24- Une âme emprisonnée

Publié le 12 Mai 2013

Abrahel m'avait demandé d'attendre cinq à dix minutes avant de revenir. Je comptai donc exactement sept minutes et trente secondes puis, d'un geste aussi théâtral qu'inutile, je rangeai dans ma poche mon téléphone invisible avant de retourner dans l'appartement. En poussant la porte, j'espérai avoir laissé assez de temps à Abrahel, et qu'elle n'avait pas fait trop de mal à notre guide. En arrivant dans la pièce qui nous avait été présentée comme étant "le grand salon", je constatai qu'un seul de mes deux souhaits avait été exaucé: Abrahel aurait probablement eut besoin d'une à deux minutes de plus. La scène avait quelque-chose de cocasse et de pathétique à la fois, même si le côté pathétique prédominait nettement dans un premier temps. Notre hôte, le châtelain, se tenait debout au milieu de la pièce, le pantalon et le slip baissés sur les chevilles, son sexe pendouillant entre ses jambes (soyons précis, d'un point de vue technique, le terme le plus adapté dans cette situation serait sans doute demi-molle), le regard perdu. Mon intrusion ne parut pas le troubler, c'est à peine s'il m'adressa un regard. Abrahel, face à lui, était en train de se relever d'une position que je supposais être à genoux (allez savoir pourquoi...). Je me raclai la gorge pour signifier ma présence dont tout le monde semblait se foutre royalement.

- Qu'est ce que tu as foutu? demandai-je lorsqu'Abrahel daigna enfin se tourner vers moi.

Elle m'adressa un regard amusé et rétorqua sur un air de défi:

- Je crois que tu ne devineras jamais...

En effet, le faisceau d'indice était mince: une femme agenouillée devant un homme au pantalon baissé et dont le sexe selon tout vraisemblance semblait avoir été en érection quelques instants plus tôt... Néanmoins, je tentais ma chance et en émettant une supposition farfelue:

- Laisse-moi réfléchir, dis-je en mimant le mec qui réfléchissait. Tu lui as sucé la bite?

Abrahel soupira.

- Non, fit-elle contrariée. Enfin, si techniquement. Mais c'est pas ça l'important. L'important, c'est que je lui ai volé son âme.

- Volé son âme? répétai-je vaguement interloqué.

- Oui, c'est l'expression consacrée, m'expliqua-t-elle, bien qu'en réalité, elle soit assez impropre puisqu'il était relativement consentant.

Ce à quoi elle ajouta:

- Hein pépère? en donnant une claque sonore sur les fesses de notre hôte.

Ce dernier ne réagit pas. Il était à poil, on parlait de lui, on pouvait même lui mettre de grosses claques sur les fesses sans qu'il esquisse le moindre geste. Mon esprit affûté fit rapidement le rapprochement avec ce qui s'était passé au Macdo la veille.

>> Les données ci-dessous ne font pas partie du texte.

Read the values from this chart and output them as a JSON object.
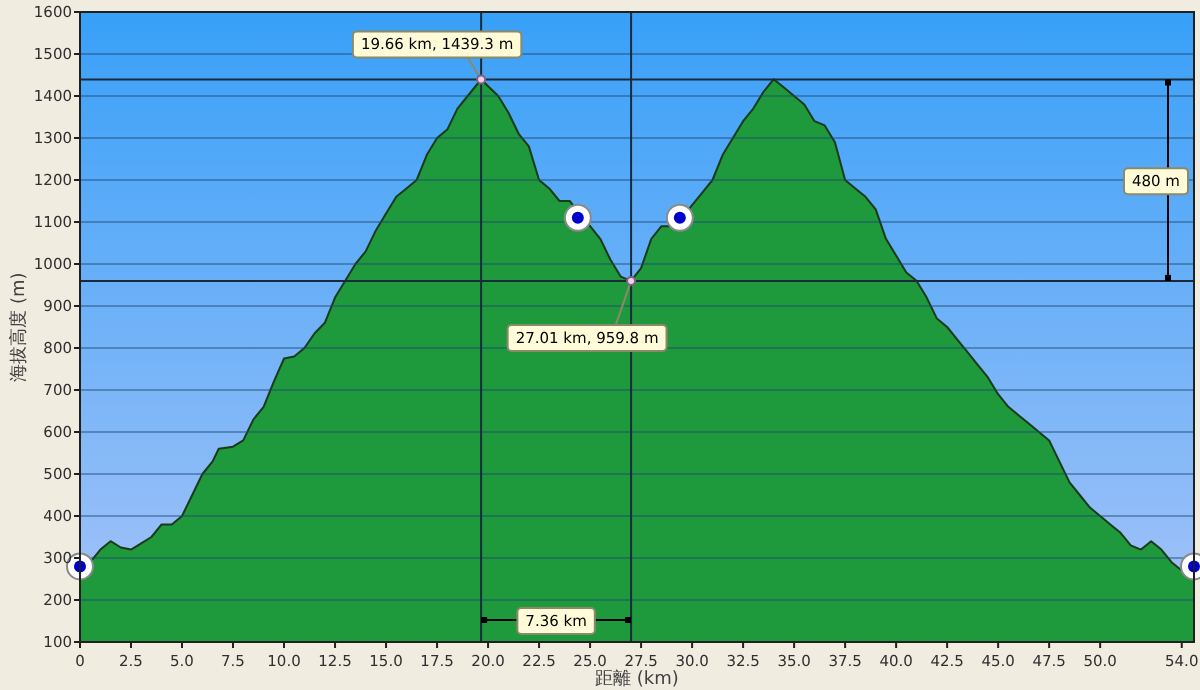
{
  "chart_data": {
    "type": "area",
    "xlabel": "距離 (km)",
    "ylabel": "海拔高度 (m)",
    "xlim": [
      0,
      54.6
    ],
    "xticks": [
      0,
      {
        "value": 2.5,
        "label": "2.5"
      },
      {
        "value": 5,
        "label": "5.0"
      },
      {
        "value": 7.5,
        "label": "7.5"
      },
      {
        "value": 10,
        "label": "10.0"
      },
      {
        "value": 12.5,
        "label": "12.5"
      },
      {
        "value": 15,
        "label": "15.0"
      },
      {
        "value": 17.5,
        "label": "17.5"
      },
      {
        "value": 20,
        "label": "20.0"
      },
      {
        "value": 22.5,
        "label": "22.5"
      },
      {
        "value": 25,
        "label": "25.0"
      },
      {
        "value": 27.5,
        "label": "27.5"
      },
      {
        "value": 30,
        "label": "30.0"
      },
      {
        "value": 32.5,
        "label": "32.5"
      },
      {
        "value": 35,
        "label": "35.0"
      },
      {
        "value": 37.5,
        "label": "37.5"
      },
      {
        "value": 40,
        "label": "40.0"
      },
      {
        "value": 42.5,
        "label": "42.5"
      },
      {
        "value": 45,
        "label": "45.0"
      },
      {
        "value": 47.5,
        "label": "47.5"
      },
      {
        "value": 50,
        "label": "50.0"
      },
      {
        "value": 54,
        "label": "54.0"
      }
    ],
    "ylim": [
      100,
      1600
    ],
    "yticks": [
      100,
      200,
      300,
      400,
      500,
      600,
      700,
      800,
      900,
      1000,
      1100,
      1200,
      1300,
      1400,
      1500,
      1600
    ],
    "grid": "y",
    "series": [
      {
        "color": "#1e9a3c",
        "x": [
          0,
          0.5,
          1,
          1.5,
          2,
          2.5,
          3,
          3.5,
          4,
          4.5,
          5,
          5.5,
          6,
          6.5,
          6.8,
          7.5,
          8,
          8.5,
          9,
          9.5,
          10,
          10.5,
          11,
          11.5,
          12,
          12.5,
          13,
          13.5,
          14,
          14.5,
          15,
          15.5,
          16,
          16.5,
          17,
          17.5,
          18,
          18.5,
          19,
          19.66,
          20.5,
          21,
          21.5,
          22,
          22.5,
          23,
          23.5,
          24,
          24.5,
          25,
          25.5,
          26,
          26.5,
          27.01,
          27.5,
          28,
          28.5,
          29,
          29.5,
          30,
          30.5,
          31,
          31.5,
          32,
          32.5,
          33,
          33.5,
          34,
          34.5,
          35,
          35.5,
          36,
          36.5,
          37,
          37.5,
          38,
          38.5,
          39,
          39.5,
          40,
          40.5,
          41,
          41.5,
          42,
          42.5,
          43,
          43.5,
          44,
          44.5,
          45,
          45.5,
          46,
          46.5,
          47,
          47.5,
          48,
          48.5,
          49,
          49.5,
          50,
          50.5,
          51,
          51.5,
          52,
          52.5,
          53,
          53.5,
          54,
          54.6
        ],
        "values": [
          255,
          290,
          320,
          340,
          325,
          320,
          335,
          350,
          380,
          380,
          400,
          450,
          500,
          530,
          560,
          565,
          580,
          630,
          660,
          720,
          775,
          780,
          800,
          835,
          860,
          920,
          960,
          1000,
          1030,
          1080,
          1120,
          1160,
          1180,
          1200,
          1260,
          1300,
          1320,
          1370,
          1400,
          1439.3,
          1400,
          1360,
          1310,
          1280,
          1200,
          1180,
          1150,
          1150,
          1120,
          1090,
          1060,
          1010,
          970,
          959.8,
          990,
          1060,
          1090,
          1090,
          1110,
          1140,
          1170,
          1200,
          1260,
          1300,
          1340,
          1370,
          1410,
          1440,
          1420,
          1400,
          1380,
          1340,
          1330,
          1290,
          1200,
          1180,
          1160,
          1130,
          1060,
          1020,
          980,
          960,
          920,
          870,
          850,
          820,
          790,
          760,
          730,
          690,
          660,
          640,
          620,
          600,
          580,
          530,
          480,
          450,
          420,
          400,
          380,
          360,
          330,
          320,
          340,
          320,
          290,
          270,
          260
        ]
      },
      {
        "type": "scatter",
        "color": "#0000cc",
        "marker": "circle",
        "x": [
          0,
          24.4,
          29.4,
          54.6
        ],
        "values": [
          280,
          1110,
          1110,
          280
        ]
      }
    ],
    "ref_lines": [
      {
        "axis": "x",
        "value": 19.66,
        "color": "#1a2a3a"
      },
      {
        "axis": "x",
        "value": 27.01,
        "color": "#1a2a3a"
      },
      {
        "axis": "y",
        "value": 1439.3,
        "color": "#1a2a3a"
      },
      {
        "axis": "y",
        "value": 959.8,
        "color": "#1a2a3a"
      }
    ],
    "annotations": [
      {
        "text": "19.66 km, 1439.3 m",
        "x": 19.66,
        "y": 1439.3
      },
      {
        "text": "27.01 km, 959.8 m",
        "x": 27.01,
        "y": 959.8
      },
      "7.36 km",
      "480 m"
    ]
  }
}
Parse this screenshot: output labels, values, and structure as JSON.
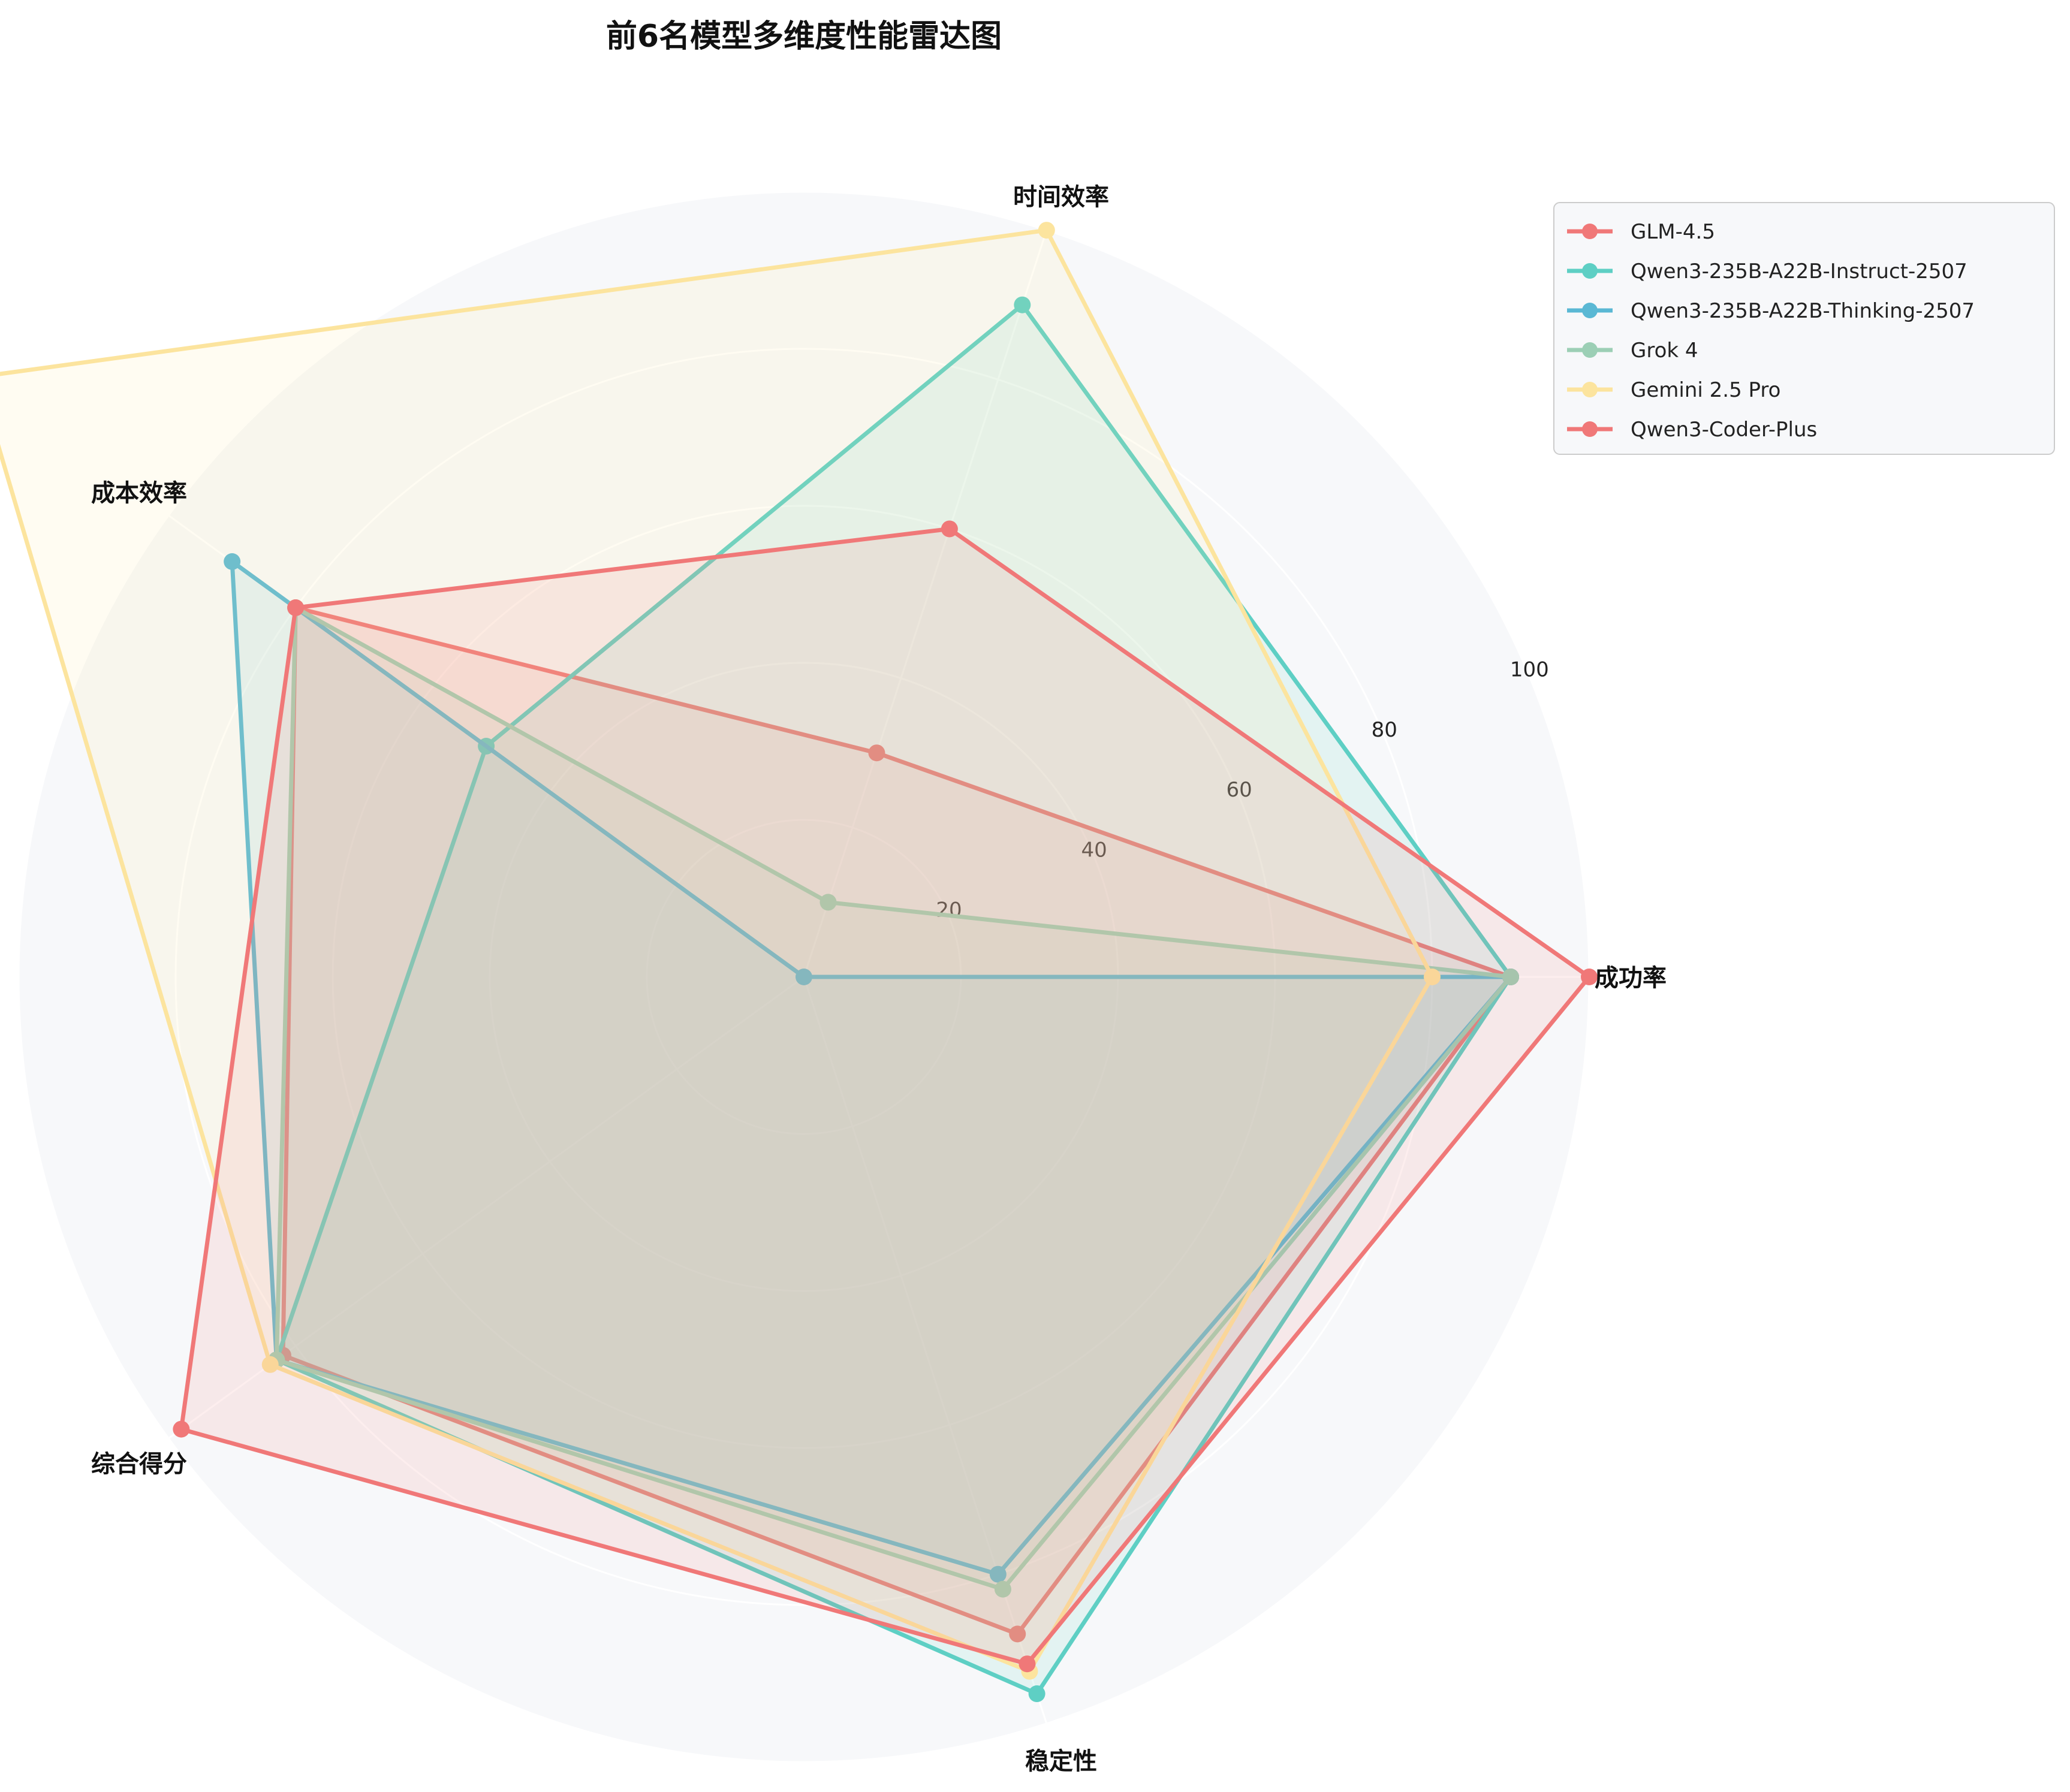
{
  "chart_data": {
    "type": "radar",
    "title": "前6名模型多维度性能雷达图",
    "axes": [
      "成功率",
      "时间效率",
      "成本效率",
      "综合得分",
      "稳定性"
    ],
    "rlim": [
      0,
      100
    ],
    "ticks": [
      20,
      40,
      60,
      80,
      100
    ],
    "grid": true,
    "legend_position": "top-right",
    "series": [
      {
        "name": "GLM-4.5",
        "color": "#f07878",
        "values": [
          90,
          30,
          80,
          82,
          88
        ]
      },
      {
        "name": "Qwen3-235B-A22B-Instruct-2507",
        "color": "#5ecfc4",
        "values": [
          90,
          90,
          50,
          83,
          96
        ]
      },
      {
        "name": "Qwen3-235B-A22B-Thinking-2507",
        "color": "#5ab8d4",
        "values": [
          90,
          0,
          90,
          83,
          80
        ]
      },
      {
        "name": "Grok 4",
        "color": "#9ccfb5",
        "values": [
          90,
          10,
          80,
          83,
          82
        ]
      },
      {
        "name": "Gemini 2.5 Pro",
        "color": "#fce49e",
        "values": [
          80,
          100,
          130,
          84,
          93
        ]
      },
      {
        "name": "Qwen3-Coder-Plus",
        "color": "#f07878",
        "values": [
          100,
          60,
          80,
          98,
          92
        ]
      }
    ]
  }
}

- Tu l'as transformé en zombie, comme Tony?

- Non, pas exactement. Là, notre pote ne réagit pas parce qu'il est encore un peu sous le choc d'avoir perdu son âme, mais ça va lui passer.

- Et après?

- Et après, rien. Sa vie reprendra son cours normal, sauf qu'il n'aura plus d'âme. Du coup, pour espérer la récupérer, il n'aura pas d'autre choix que de nous rendre quelques petits services.

- Ouais, fis-je perplexe, en gros la seule différence avec Tony c'est qu'au lieu de le forcer à t'obéir, tu le fais chanter...

- Non, me rectifia-t-elle, il y a une autre différence: c'est que je peux faire durer ce chantage toute sa vie, et même au-delà.

Je fus pris d'une certaine pitié pour notre pauvre châtelain. Je sentais qu'il allait morfler.

Notre serviteur recouvra progressivement ses esprits, et son pantalon par la même occasion, ce qui rendit la situation un peu moins embarrassante. Abrahel lui annonça qu'on prenait l'appartement et que l'on emménageait le soir même. Après de rapides négociations, il consentit à un remise symbolique sur loyer (d'environs cent pour cent). L'affaire étant conclue, il fut autoriser à rentrer chez lui, à l'étage au-dessus.

Abrahel et moi nous retrouvions donc officiellement locataires d'un immense appartement de standing dans le quartier le plus chic de la ville. Je me dis que finalement, la journée aurait pu bien plus mal tourner.